「季姑娘何故發嘆?」
聽到稚雞精的嘆息聲後,帝辛連忙問詢道。
其他人也被稚雞精這莫名其妙的嘆息所吸引,紛紛將目光看向了她。
稚雞精道:「我嘆的是那顆心臟!」
聽稚雞精這麼說,帝辛笑了,他道:「季姑娘不必嘆息,寡人方才已經說了,無論你需要誰的心臟,寡人都能給你提供。」
「固然那獻出心臟之人會死,但是能救寡人愛妃的性命,也是他的榮幸了,他死有所值。」
稚雞精道:「大王乃是天子,普天之下莫非王土,想要弄到一顆心臟的確不難,但是想要救治蘇娘娘,一般的心臟是做不到的。」
「那到底需要什麼心臟呢?」帝辛問道。
稚雞精道:「據說這世上有一種心臟,叫做七竅玲瓏心,相傳擁有這種心臟的人,可以與世界萬物交流,能使雙目破除世間一切幻術,重傷之人食用其心臟可有治癒之效。」
「想要救治蘇娘娘,唯有此心臟不可,但是這種心臟太難尋了,幾乎只存在於傳說之中。」
「七竅玲瓏心?」
在稚雞精的聲音落下之後,商王殿內的所有人都將目光看向了王叔比干,只因他的心臟,便是七竅玲瓏心。

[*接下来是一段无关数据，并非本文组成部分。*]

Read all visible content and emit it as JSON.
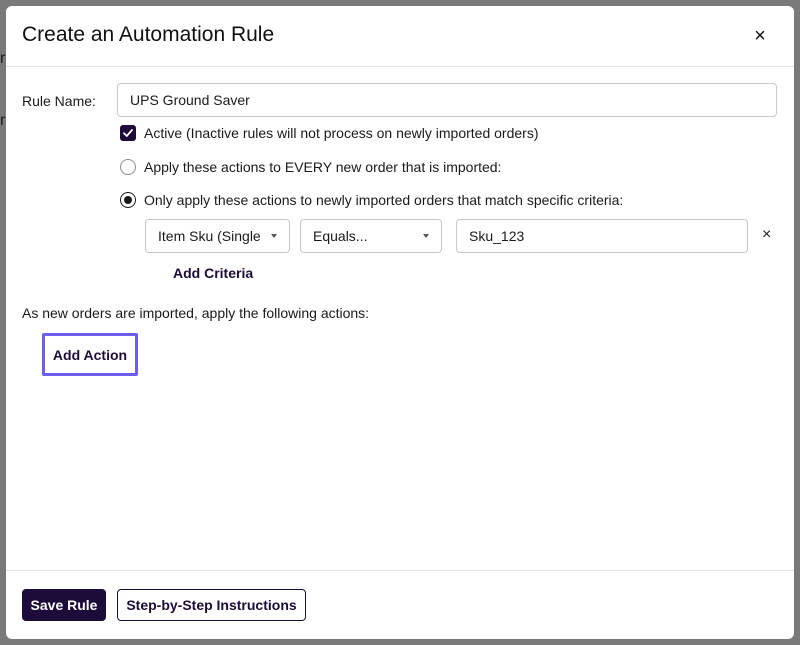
{
  "background": {
    "letters": [
      "r",
      "r"
    ]
  },
  "modal": {
    "title": "Create an Automation Rule",
    "close_label": "×"
  },
  "form": {
    "rule_name_label": "Rule Name:",
    "rule_name_value": "UPS Ground Saver",
    "active": {
      "checked": true,
      "label": "Active (Inactive rules will not process on newly imported orders)"
    },
    "scope_options": [
      {
        "label": "Apply these actions to EVERY new order that is imported:",
        "selected": false
      },
      {
        "label": "Only apply these actions to newly imported orders that match specific criteria:",
        "selected": true
      }
    ],
    "criteria": {
      "field_select": "Item Sku (Single",
      "operator_select": "Equals...",
      "value": "Sku_123",
      "remove_label": "×",
      "add_label": "Add Criteria"
    },
    "actions_description": "As new orders are imported, apply the following actions:",
    "add_action_label": "Add Action"
  },
  "footer": {
    "save_label": "Save Rule",
    "help_label": "Step-by-Step Instructions"
  },
  "colors": {
    "primary": "#1d0b3a",
    "focus_ring": "#6b5ef0",
    "overlay": "#7a7a7a"
  }
}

「哈哈,真是天不絕寡人的愛妃。」帝辛則是哈哈大笑了起來:「季姑娘,還真是巧了,你說的那顆七竅玲瓏之心,對於旁人來說很難尋找,但是對於寡人卻很簡單。」
說着,他抬手指向了比干,道:「恰好寡人的王叔比干,就有這麼一顆七竅玲瓏之心。」
「大王!」
比乾的聲音非常沉重,看他侄子這副神情,顯然是想要了他的心臟啊!
「王叔!」帝辛的聲音卻是很嚴肅,他道:「若是用其他人的心臟,寡人還有些過意不去,但是比干王叔你就裏外了,咱們是一家人,寡人要用王叔的心臟來救治寡人的愛妃,王叔不會不給吧?」
「哈哈!」比干哈哈大笑了起來,他的聲音中蘊含着無盡的悲嗆:「若是為了國家社稷,大王別說用微臣的心臟,就是用微臣滿門的心臟,微臣也不會有半分不舍。」
「但是,大王您為了區區一個女人,就想要自己親叔叔的心臟,微臣如何能給?」
說着,比干將目光看向了稚雞精,朝着她怒喝道:「況且此女是在妖言惑眾,大王若是聽信她的,那我殷商的江山,恐怕也隕於大王手上了?」
「放肆!」
比干雖是一代賢臣,帝辛做什麼事情都離不開他,但同時帝辛卻很厭惡他。
他現在如此說,使得帝辛更為厭惡他了,帝辛大叫道:「比干,別以為你是寡人的王叔,就可以胡言亂語,就可以肆意誹謗寡人,你難道真的以為寡人離不開你,不敢殺你嗎?」
「哈哈,普天之下莫非王土,率土之濱莫非王臣。」比干哈哈大笑道:「微臣是大王的臣子,大王若是想殺微臣,微臣自然會引頸待戮,但是有些話微臣卻不得不說。」
說着,比干抬手指向了蘇妲己,大喝道:「妖妃,你還要裝病嗎?你根本就沒有病,你裝病就是為了要我的命,為你的那些族類報仇是也不是?」
比干擁有七竅玲瓏心,自然是十分聰明,他開始時是覺得蘇妲己是被他給嚇出了病。
現在他依然察覺出了,這哪是有病,這分明是裝病來找他報仇來了!
他雖然猜對了真相,但是旁人卻一無所知,而且他所呵斥的蘇妲己,也沒什麼反應,依然是臉色蒼白的躺在王椅之上暈厥着。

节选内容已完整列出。